A few things you can do to help your child cope with the loss of a pet are:
Use the accurate words like die and death. Using the accurate words let’s your child know that you are comfortable discussing the issue and this more accurately reflects the truth of what has happened. Statements like “he was put to sleep” or “we lost him” only confuse and scare children. If a young child believes sleep is related to death they are more likely to have sleep issues.
Talk about the life cycle. It is important to teach children about the life cycle long before the death of a loved one. Pointing out leaves, spiders, or flowers that have died introduces the concept early on.
Let your child see you cry. Children learn how to grieve by watching our examples.

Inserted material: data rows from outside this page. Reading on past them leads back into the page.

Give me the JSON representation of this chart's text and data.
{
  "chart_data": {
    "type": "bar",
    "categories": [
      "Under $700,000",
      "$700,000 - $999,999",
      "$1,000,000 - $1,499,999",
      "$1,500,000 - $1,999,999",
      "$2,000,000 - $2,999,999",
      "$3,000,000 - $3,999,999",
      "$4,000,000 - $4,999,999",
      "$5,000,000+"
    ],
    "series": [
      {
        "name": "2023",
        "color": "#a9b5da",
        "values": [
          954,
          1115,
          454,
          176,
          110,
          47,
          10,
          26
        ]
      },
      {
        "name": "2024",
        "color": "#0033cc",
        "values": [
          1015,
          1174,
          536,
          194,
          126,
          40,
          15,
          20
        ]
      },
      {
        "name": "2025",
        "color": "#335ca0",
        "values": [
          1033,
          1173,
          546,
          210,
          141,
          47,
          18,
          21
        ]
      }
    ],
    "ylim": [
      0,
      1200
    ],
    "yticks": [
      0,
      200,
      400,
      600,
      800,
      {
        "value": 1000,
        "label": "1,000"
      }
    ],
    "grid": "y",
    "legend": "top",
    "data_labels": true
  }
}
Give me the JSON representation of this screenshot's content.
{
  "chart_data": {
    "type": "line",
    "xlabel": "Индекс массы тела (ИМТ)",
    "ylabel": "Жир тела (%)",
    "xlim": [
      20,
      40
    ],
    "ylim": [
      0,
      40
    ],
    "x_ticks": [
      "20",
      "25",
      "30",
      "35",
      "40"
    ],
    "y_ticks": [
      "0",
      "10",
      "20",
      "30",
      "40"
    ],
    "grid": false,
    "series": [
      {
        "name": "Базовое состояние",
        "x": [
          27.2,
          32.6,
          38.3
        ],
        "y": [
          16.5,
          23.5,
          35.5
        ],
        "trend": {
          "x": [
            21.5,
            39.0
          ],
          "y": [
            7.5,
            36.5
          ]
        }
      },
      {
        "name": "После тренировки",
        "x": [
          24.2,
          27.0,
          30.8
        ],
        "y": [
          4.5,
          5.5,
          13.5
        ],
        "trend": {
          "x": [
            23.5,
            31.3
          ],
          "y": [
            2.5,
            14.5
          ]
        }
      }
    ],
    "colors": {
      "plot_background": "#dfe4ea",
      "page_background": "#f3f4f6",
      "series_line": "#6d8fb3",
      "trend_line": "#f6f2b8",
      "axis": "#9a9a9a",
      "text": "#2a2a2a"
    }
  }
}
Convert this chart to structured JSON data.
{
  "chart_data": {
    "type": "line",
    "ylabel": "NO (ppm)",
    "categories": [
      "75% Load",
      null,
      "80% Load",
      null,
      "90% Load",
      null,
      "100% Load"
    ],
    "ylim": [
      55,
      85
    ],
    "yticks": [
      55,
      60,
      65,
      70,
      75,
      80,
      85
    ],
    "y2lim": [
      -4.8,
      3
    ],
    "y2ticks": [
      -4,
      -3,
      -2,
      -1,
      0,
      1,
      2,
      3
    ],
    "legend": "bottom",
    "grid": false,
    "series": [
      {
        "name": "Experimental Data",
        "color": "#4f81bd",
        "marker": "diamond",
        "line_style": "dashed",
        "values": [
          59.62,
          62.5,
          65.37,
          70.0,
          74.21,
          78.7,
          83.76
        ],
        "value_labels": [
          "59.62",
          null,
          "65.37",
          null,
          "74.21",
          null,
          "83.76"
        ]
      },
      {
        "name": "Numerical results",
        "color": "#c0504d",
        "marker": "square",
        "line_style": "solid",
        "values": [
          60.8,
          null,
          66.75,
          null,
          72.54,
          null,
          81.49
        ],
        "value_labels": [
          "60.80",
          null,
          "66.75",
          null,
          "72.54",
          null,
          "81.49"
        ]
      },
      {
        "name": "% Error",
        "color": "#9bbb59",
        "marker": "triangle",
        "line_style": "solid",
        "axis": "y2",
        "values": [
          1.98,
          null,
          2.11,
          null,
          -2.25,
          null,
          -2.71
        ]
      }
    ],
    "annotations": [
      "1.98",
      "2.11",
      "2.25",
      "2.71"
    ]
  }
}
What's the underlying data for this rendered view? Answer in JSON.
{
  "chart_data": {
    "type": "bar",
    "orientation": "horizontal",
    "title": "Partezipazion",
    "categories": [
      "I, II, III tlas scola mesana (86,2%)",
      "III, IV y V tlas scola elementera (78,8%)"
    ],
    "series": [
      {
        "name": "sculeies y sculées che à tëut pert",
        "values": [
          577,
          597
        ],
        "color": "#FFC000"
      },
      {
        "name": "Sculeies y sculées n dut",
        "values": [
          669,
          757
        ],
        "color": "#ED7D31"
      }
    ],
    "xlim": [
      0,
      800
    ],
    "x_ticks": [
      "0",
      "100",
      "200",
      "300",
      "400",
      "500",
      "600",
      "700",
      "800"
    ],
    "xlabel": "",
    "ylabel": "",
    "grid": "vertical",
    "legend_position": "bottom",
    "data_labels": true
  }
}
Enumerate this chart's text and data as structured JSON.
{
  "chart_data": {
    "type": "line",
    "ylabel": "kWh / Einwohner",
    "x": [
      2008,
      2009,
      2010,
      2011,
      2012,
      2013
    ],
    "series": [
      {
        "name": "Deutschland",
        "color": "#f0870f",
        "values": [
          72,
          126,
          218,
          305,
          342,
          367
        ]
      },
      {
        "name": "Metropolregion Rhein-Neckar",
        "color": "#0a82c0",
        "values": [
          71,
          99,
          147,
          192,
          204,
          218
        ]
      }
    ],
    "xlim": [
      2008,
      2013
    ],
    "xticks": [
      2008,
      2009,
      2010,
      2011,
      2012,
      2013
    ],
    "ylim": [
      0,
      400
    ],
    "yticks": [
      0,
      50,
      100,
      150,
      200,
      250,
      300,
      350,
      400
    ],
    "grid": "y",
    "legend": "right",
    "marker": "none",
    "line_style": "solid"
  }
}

It is important that they get the message that feelings of grief and sadness are normal. Expressing those feelings help us move through them and honors the relationship we shared with the animal.
Read books to help them understand. Reading is particularly great for younger children, who integrate through repetition. I especially like I’ll Always Love You Forever By Hans Wilhelm and Jasper’s Day By Marjorie Blain Parker. Books like these allow children to learn about how other have dealt with loss and normalizes their feelings.
Have a funeral or memorial. A funeral is an important grief ritual that allows the whole family to acknowledge the significance of the relationship and the loss they are experiencing together.
Be prepared for the child to be concerned about other pets or people dying. The loss of a loved pet can bring up anxieties around loss for many children. Be prepared to answer questions about what would happen if you were to die or questions about the eventual death of other family members.